I FEEL sad to say that my first attendance at 'Sir Syed Day' (in UAE) after leaving AMU was an utter disappointment. For me it's a day to remember the great soul and find ways to fulfill his dream of Muslim upliftment.
I absolutely adore Azharuddin for what he achieved on the cricket pitch, but why do we need to invite him when there are some very senior and highly influential Aligs already working in UAE.
We desperately need to change this image of 'Sir Syed Day' as a 'Sir Syed Dinner.' Also, where is the need to host dinner in a 5 star hotel! I think the whole purpose is killed by this dinner.
If my voice can reach anywhere I've the following humble suggestions-
1 Sir Syed Day should have a Q&A with a senior working representative from AMU on the ways to improve the working of the university.
2 There should be a small form for the people attending where they should give their suggestions and the ways they can contribute to the university.
3 The representative should share important figures like the number of campus selections and the students making it to the civil services.
4 The platform should also serve as a means to help our brothers and sisters looking for a job or accomodation. I know some people may laugh but it's a serious issue for an expat anywhere.
5 I know the event is very well organised and covered by the press in Saudi Arabia but it isn't in UAE. There should be a press release. At least those who are unable to make it know what all they missed. Indirectly it would serve to build the AMU brand which has been hit hard.
6 People should be felicitated on the basis of their contributions (beyond money, although money is important too) to the alma mater. Those providing books to the library or supporting poor students deserve equally.

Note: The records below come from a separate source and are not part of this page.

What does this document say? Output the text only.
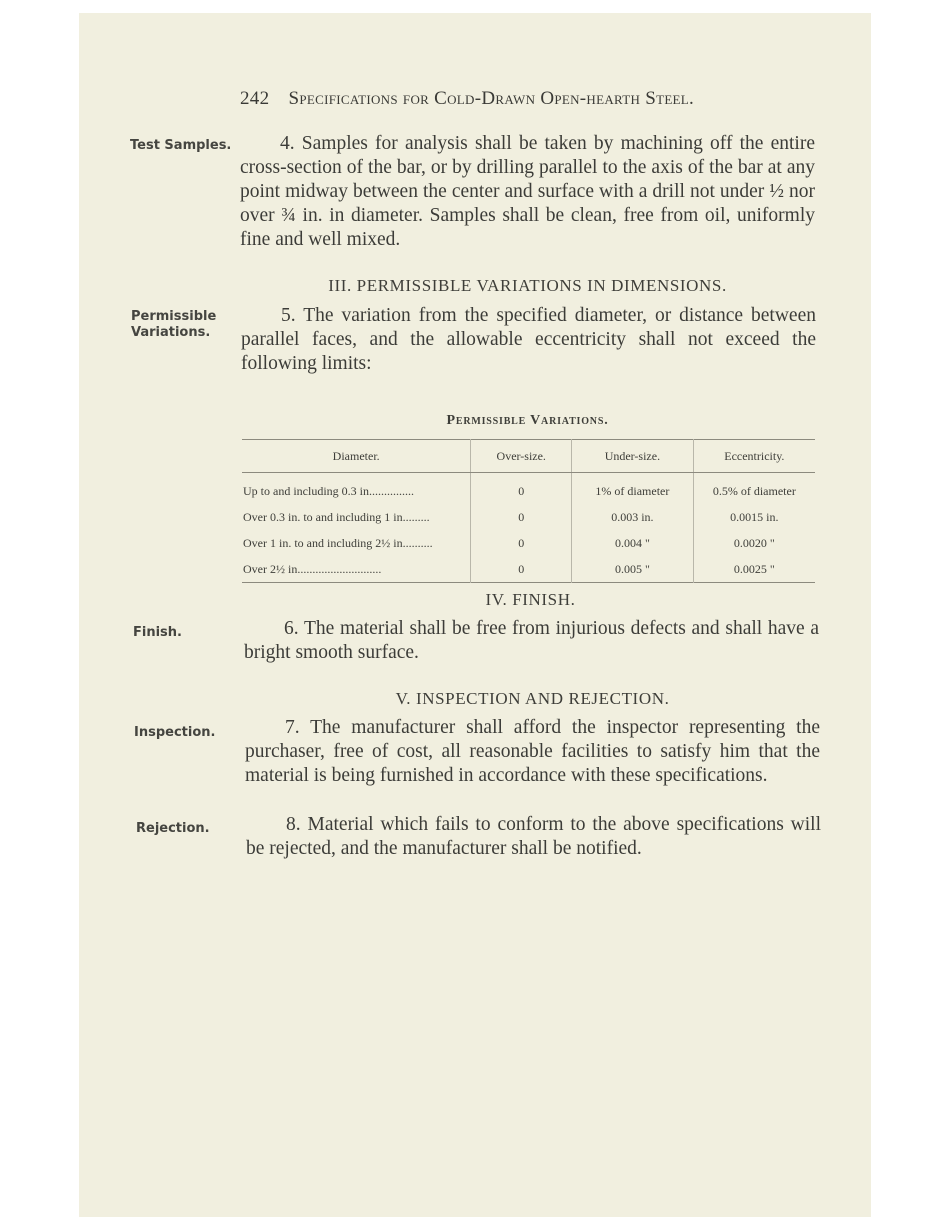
242 Specifications for Cold-Drawn Open-hearth Steel.
Test Samples.	4. Samples for analysis shall be taken by machining off the entire cross-section of the bar, or by drilling parallel to the axis of the bar at any point midway between the center and surface with a drill not under ½ nor over ¾ in. in diameter. Samples shall be clean, free from oil, uniformly fine and well mixed.
III. PERMISSIBLE VARIATIONS IN DIMENSIONS.
Permissible
Variations.
5. The variation from the specified diameter, or distance between parallel faces, and the allowable eccentricity shall not exceed the following limits:
Permissible Variations.
Diameter.	Over-size.	Under-size.	Eccentricity.
Up to and including 0.3 in...............	0	1% of diameter	0.5% of diameter
Over 0.3 in. to and including 1 in.........	0	0.003 in.	0.0015 in.
Over 1 in. to and including 2½ in..........	0	0.004 "	0.0020 "
Over 2½ in............................	0	0.005 "	0.0025 "
IV. FINISH.
Finish.	6. The material shall be free from injurious defects and shall have a bright smooth surface.
V. INSPECTION AND REJECTION.
Inspection.	7. The manufacturer shall afford the inspector representing the purchaser, free of cost, all reasonable facilities to satisfy him that the material is being furnished in accordance with these specifications.
Rejection.	8. Material which fails to conform to the above specifications will be rejected, and the manufacturer shall be notified.
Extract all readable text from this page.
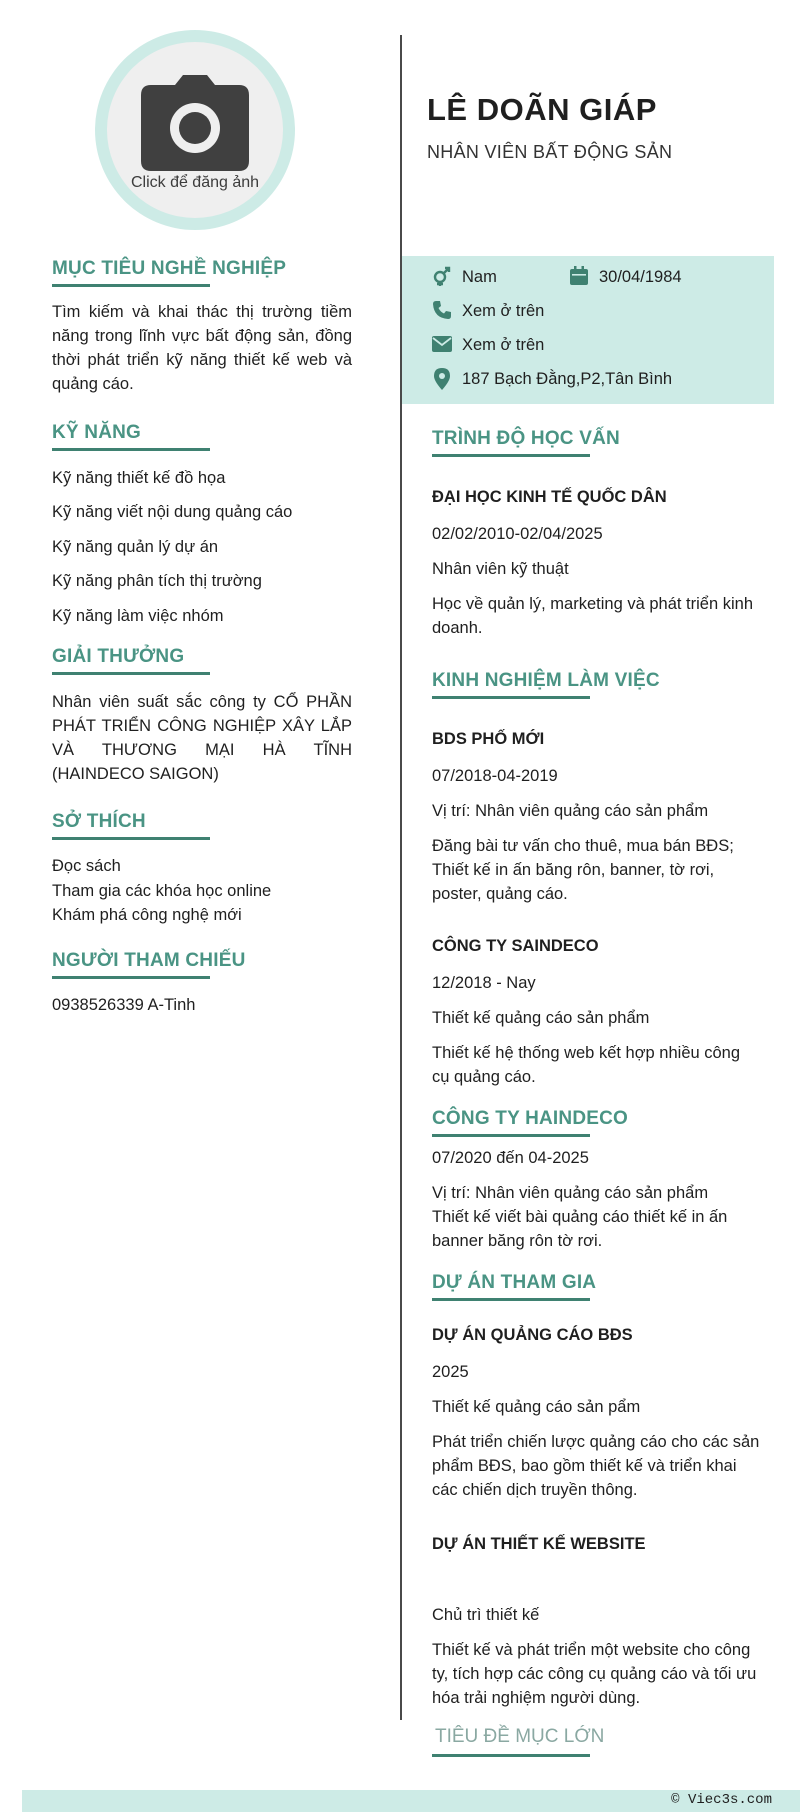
Click để đăng ảnh
LÊ DOÃN GIÁP
NHÂN VIÊN BẤT ĐỘNG SẢN
Nam	30/04/1984
Xem ở trên
Xem ở trên
187 Bạch Đằng,P2,Tân Bình
MỤC TIÊU NGHỀ NGHIỆP
Tìm kiếm và khai thác thị trường tiềm năng trong lĩnh vực bất động sản, đồng thời phát triển kỹ năng thiết kế web và quảng cáo.
KỸ NĂNG
Kỹ năng thiết kế đồ họa
Kỹ năng viết nội dung quảng cáo
Kỹ năng quản lý dự án
Kỹ năng phân tích thị trường
Kỹ năng làm việc nhóm
GIẢI THƯỞNG
Nhân viên suất sắc công ty CỔ PHẦN PHÁT TRIỂN CÔNG NGHIỆP XÂY LẮP VÀ THƯƠNG MẠI HÀ TĨNH (HAINDECO SAIGON)
SỞ THÍCH
Đọc sách
Tham gia các khóa học online
Khám phá công nghệ mới
NGƯỜI THAM CHIẾU
0938526339 A-Tinh
TRÌNH ĐỘ HỌC VẤN
ĐẠI HỌC KINH TẾ QUỐC DÂN
02/02/2010-02/04/2025
Nhân viên kỹ thuật
Học về quản lý, marketing và phát triển kinh doanh.
KINH NGHIỆM LÀM VIỆC
BDS PHỐ MỚI
07/2018-04-2019
Vị trí: Nhân viên quảng cáo sản phẩm
Đăng bài tư vấn cho thuê, mua bán BĐS; Thiết kế in ấn băng rôn, banner, tờ rơi, poster, quảng cáo.
CÔNG TY SAINDECO
12/2018 - Nay
Thiết kế quảng cáo sản phẩm
Thiết kế hệ thống web kết hợp nhiều công cụ quảng cáo.
CÔNG TY HAINDECO
07/2020 đến 04-2025
Vị trí: Nhân viên quảng cáo sản phẩm
Thiết kế viết bài quảng cáo thiết kế in ấn banner băng rôn tờ rơi.
DỰ ÁN THAM GIA
DỰ ÁN QUẢNG CÁO BĐS
2025
Thiết kế quảng cáo sản pẩm
Phát triển chiến lược quảng cáo cho các sản phẩm BĐS, bao gồm thiết kế và triển khai các chiến dịch truyền thông.
DỰ ÁN THIẾT KẾ WEBSITE
Chủ trì thiết kế
Thiết kế và phát triển một website cho công ty, tích hợp các công cụ quảng cáo và tối ưu hóa trải nghiệm người dùng.
TIÊU ĐỀ MỤC LỚN
© Viec3s.com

7 Every year there should be a mention of some prominent Aligs who made the university proud with their achievements. A brief about their life and if possible a video message from them. This should be the common factor in all the different chapters of the event across the globe.
8 There are better fillers than the archaic jokes cracked during the recent event in UAE.
That's all I can think as of now. The bottom line is, it has to be a serious business if we want to restore the high standards of this great university.
I love my university and feel sad when I see the current state of affairs.